Contact: Brenon Daly
Having gotten the all clear on this side of the Atlantic, Oracle is now waiting for the EU to sign off on its pending purchase of Sun Microsystems. And the company will have to wait a bit longer. The European Commission has a deadline of September 3 to determine if the deal would violate antitrust measures. If the body decides that it does, a subsequent probe could potentially drag on into 2010.
Granted, there’s a lot at stake in Larry Ellison’s plan to use the acquisition of Sun to turn Oracle into a systems vendor, as opposed to a company that just sells software. (Provided the transaction goes through, Oracle will be in a position to hawk Solaris and Linux servers, all running its own database, middleware and application software on the boxes.) And, as the largest tech buy since Hewlett-Packard purchased EDS in May 2008, Oracle’s $7.4bn reach for Sun is clearly not nickel-and-dime M&A.

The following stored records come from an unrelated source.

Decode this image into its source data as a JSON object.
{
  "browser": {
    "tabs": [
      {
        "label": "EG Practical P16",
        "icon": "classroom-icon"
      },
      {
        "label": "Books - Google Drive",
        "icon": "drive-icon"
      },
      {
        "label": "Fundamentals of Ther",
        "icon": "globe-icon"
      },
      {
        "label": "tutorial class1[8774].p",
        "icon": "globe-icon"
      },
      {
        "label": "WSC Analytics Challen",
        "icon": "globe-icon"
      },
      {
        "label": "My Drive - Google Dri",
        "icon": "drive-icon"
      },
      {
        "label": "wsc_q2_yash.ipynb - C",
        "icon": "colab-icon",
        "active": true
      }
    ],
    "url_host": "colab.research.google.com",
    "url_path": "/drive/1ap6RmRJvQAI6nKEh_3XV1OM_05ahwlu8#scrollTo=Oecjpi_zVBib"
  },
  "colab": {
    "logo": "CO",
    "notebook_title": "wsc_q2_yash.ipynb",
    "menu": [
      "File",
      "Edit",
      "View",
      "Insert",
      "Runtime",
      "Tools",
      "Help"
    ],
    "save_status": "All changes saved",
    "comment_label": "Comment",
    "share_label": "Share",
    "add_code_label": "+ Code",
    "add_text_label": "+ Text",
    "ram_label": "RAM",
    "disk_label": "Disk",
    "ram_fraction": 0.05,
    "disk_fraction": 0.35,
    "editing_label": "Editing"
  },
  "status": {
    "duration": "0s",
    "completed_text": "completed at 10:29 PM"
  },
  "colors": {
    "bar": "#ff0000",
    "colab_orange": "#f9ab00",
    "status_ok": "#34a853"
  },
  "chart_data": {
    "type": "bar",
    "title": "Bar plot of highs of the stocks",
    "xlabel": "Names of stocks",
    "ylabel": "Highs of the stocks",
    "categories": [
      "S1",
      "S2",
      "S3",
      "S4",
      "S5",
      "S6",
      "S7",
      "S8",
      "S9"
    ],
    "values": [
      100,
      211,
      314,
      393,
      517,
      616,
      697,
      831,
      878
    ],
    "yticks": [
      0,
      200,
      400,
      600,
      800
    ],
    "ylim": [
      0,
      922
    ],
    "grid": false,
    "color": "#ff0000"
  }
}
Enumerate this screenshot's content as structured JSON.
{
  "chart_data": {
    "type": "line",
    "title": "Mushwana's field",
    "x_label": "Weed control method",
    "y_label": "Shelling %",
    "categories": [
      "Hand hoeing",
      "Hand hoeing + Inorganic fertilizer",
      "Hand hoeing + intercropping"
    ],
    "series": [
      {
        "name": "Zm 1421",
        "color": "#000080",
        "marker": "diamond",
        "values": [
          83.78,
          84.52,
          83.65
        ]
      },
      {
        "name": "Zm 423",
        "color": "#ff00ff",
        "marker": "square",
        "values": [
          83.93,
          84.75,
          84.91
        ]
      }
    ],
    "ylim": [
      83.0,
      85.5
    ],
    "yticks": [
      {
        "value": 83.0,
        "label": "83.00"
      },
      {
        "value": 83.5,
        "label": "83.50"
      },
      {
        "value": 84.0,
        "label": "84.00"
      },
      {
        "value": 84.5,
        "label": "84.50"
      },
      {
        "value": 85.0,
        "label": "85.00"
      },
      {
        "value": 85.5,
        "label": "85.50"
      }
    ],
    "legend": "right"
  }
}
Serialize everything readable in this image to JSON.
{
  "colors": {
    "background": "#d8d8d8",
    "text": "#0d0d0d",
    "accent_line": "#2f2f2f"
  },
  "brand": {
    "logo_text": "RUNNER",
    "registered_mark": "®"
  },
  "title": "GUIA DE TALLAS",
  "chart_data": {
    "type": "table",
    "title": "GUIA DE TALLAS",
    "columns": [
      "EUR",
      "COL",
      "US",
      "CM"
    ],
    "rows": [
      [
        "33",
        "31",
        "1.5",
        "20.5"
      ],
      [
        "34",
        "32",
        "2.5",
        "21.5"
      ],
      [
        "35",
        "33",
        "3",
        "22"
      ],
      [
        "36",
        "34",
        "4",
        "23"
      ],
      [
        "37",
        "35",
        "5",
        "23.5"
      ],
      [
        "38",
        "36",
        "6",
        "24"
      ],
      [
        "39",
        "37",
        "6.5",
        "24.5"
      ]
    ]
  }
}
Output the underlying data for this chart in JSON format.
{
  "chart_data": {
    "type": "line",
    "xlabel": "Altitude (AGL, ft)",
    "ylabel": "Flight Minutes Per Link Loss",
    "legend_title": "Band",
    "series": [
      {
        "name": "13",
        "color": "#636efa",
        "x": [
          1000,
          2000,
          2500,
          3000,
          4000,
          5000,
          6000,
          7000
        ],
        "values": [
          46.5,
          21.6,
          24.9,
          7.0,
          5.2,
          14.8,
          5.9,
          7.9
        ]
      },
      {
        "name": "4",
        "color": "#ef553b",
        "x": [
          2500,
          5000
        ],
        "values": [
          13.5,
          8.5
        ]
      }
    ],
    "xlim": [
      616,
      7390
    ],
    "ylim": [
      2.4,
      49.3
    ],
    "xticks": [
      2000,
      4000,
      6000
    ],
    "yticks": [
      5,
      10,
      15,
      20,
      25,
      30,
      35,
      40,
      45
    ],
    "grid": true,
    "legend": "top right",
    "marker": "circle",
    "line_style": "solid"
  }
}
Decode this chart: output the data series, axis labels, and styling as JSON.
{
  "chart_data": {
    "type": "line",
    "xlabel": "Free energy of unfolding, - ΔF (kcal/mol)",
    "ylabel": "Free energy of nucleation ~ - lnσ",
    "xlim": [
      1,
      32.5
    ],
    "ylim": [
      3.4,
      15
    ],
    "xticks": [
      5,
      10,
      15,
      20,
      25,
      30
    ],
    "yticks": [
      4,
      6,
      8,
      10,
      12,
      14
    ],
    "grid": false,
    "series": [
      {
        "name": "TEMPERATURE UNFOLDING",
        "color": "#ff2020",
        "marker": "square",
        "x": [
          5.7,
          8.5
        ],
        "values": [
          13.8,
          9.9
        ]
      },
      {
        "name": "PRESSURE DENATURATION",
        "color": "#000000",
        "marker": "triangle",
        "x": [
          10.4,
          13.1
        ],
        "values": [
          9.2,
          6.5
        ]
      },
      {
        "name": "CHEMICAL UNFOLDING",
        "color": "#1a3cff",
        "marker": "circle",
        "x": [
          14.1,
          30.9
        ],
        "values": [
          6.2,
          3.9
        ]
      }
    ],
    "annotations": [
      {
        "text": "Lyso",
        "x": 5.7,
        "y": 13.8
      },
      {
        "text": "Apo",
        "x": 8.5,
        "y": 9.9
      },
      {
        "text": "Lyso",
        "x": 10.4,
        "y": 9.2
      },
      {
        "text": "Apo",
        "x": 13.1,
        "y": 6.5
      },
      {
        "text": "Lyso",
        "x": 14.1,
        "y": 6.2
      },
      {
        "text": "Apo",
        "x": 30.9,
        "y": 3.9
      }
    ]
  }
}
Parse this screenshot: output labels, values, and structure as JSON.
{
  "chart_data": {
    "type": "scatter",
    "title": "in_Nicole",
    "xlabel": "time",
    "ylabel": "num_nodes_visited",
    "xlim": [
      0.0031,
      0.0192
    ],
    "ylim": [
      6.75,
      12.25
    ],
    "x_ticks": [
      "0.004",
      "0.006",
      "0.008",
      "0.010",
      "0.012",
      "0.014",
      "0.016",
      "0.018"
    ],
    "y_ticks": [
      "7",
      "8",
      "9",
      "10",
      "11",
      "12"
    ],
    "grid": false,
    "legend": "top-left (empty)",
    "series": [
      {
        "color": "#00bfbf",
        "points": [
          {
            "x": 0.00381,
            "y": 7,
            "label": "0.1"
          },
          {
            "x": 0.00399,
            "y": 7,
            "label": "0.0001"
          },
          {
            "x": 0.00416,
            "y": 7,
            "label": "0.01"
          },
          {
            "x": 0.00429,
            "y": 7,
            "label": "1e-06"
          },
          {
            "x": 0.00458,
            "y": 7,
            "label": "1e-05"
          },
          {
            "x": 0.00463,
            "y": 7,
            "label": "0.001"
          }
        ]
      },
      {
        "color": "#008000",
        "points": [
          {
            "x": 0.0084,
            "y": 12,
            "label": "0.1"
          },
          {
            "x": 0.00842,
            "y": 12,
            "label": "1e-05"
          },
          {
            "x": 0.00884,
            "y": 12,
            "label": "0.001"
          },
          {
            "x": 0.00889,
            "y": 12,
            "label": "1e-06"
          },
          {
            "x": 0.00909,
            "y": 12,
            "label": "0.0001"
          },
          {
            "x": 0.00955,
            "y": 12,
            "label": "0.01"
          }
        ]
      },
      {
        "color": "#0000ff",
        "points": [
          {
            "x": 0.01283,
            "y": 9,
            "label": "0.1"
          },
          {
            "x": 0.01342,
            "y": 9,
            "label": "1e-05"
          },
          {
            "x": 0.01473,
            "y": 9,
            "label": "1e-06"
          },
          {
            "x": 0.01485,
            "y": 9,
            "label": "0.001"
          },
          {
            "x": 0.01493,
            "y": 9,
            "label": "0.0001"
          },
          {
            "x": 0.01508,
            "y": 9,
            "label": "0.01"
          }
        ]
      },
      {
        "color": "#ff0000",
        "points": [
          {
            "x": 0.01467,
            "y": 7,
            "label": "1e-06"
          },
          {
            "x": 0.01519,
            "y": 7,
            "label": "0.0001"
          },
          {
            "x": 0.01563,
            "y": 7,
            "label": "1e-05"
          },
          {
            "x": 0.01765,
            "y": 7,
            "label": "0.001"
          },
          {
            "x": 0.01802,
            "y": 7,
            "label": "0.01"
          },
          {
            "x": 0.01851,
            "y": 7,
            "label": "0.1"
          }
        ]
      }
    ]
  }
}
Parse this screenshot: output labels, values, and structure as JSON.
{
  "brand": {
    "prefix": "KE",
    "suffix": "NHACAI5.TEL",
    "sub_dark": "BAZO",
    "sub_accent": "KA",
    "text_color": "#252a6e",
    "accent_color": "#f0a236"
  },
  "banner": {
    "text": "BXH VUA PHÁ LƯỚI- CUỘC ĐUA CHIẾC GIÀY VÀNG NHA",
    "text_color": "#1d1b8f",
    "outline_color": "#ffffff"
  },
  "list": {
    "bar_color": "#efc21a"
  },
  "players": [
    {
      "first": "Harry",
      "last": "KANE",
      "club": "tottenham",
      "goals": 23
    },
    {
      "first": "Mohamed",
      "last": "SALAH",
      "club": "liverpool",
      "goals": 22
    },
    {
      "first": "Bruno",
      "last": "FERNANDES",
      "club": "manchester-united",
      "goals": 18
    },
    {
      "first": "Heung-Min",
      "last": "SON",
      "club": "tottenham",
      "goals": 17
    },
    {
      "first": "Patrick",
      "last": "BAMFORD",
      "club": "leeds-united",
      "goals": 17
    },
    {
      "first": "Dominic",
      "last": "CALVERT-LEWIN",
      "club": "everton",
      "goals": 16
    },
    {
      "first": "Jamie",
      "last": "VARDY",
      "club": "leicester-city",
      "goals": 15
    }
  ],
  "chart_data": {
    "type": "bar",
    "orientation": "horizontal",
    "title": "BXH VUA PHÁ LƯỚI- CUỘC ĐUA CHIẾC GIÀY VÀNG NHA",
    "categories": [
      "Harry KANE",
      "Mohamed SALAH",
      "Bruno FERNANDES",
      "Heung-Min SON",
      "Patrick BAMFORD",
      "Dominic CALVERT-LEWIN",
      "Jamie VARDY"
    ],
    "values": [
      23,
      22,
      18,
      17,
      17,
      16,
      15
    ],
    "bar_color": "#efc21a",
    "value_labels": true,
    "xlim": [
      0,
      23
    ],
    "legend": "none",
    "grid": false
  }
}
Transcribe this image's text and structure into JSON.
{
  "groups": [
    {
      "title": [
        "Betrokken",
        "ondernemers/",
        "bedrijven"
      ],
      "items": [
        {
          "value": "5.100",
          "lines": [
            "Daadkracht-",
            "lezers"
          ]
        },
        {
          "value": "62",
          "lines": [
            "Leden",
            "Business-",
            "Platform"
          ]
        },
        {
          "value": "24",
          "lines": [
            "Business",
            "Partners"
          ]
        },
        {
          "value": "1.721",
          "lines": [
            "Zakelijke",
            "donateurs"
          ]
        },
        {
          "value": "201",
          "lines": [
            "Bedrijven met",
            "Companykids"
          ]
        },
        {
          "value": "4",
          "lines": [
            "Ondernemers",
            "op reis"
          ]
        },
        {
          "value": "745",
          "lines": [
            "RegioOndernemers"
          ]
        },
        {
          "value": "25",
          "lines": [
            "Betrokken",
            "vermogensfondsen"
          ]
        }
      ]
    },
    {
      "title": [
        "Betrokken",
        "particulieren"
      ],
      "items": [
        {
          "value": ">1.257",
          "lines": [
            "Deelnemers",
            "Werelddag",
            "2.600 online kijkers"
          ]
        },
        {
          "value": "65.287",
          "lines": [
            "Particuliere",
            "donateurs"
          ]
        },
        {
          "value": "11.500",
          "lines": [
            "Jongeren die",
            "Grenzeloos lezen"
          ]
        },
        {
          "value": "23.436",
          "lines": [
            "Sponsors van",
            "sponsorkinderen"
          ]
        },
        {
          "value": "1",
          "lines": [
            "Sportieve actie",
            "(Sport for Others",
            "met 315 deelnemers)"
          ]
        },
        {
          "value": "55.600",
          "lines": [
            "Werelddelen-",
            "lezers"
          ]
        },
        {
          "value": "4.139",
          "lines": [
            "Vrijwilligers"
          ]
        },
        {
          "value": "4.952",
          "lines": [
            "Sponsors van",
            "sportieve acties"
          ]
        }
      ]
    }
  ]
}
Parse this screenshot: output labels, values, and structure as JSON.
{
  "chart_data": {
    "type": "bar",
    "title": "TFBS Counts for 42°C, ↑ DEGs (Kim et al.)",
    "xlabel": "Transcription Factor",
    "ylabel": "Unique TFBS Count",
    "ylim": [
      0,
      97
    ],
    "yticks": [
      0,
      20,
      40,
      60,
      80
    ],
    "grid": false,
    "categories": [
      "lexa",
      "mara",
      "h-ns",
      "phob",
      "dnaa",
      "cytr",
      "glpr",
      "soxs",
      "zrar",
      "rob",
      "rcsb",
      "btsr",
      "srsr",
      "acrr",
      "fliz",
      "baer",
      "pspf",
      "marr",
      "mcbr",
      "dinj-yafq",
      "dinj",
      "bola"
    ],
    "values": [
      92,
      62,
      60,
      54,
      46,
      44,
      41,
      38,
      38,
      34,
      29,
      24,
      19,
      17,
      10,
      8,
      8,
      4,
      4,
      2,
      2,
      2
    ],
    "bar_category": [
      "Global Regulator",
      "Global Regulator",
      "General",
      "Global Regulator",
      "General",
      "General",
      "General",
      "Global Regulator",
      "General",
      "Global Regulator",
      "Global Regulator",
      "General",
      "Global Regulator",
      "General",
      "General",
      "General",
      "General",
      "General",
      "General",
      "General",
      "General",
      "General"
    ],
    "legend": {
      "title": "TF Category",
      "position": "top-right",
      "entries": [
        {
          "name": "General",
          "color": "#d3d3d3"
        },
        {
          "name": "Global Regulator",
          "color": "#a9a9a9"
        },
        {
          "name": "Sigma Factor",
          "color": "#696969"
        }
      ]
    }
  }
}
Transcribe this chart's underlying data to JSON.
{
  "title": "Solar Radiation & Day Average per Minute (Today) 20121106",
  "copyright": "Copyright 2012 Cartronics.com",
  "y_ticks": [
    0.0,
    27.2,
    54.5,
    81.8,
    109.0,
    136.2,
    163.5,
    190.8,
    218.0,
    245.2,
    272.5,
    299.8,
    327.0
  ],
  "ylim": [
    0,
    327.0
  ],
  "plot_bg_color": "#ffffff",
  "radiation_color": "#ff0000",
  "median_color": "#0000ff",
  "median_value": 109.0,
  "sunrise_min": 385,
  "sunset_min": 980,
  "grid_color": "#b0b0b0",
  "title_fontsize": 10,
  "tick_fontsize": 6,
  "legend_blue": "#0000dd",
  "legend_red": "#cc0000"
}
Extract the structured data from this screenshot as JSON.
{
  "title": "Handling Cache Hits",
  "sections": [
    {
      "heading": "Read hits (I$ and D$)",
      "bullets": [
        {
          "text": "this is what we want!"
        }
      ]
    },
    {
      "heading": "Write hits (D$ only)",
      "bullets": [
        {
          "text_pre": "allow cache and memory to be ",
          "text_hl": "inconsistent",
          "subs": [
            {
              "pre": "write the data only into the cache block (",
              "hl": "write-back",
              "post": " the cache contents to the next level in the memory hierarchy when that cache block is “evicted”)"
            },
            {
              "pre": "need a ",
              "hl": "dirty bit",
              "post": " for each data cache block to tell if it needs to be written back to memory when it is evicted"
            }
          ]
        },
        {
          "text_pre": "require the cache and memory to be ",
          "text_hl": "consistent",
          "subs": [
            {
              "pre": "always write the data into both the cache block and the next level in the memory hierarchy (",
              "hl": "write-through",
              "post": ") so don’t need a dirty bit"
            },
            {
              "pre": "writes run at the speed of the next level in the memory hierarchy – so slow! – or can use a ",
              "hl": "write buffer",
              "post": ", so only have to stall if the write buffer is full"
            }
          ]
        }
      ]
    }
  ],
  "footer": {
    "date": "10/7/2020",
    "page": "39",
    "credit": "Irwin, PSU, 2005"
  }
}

But the pace of the review by regulators is absolutely glacial. Consider this fact: It took Oracle just two months to fully negotiate its purchase of Sun, according to proxy material. (Sun chairman Scott McNealy spoke with Ellison about a possible deal in late February; the companies announced the transaction on April 20.) More than twice that amount of time has elapsed since Oracle announced the deal – and regulators in Europe are still mulling it over.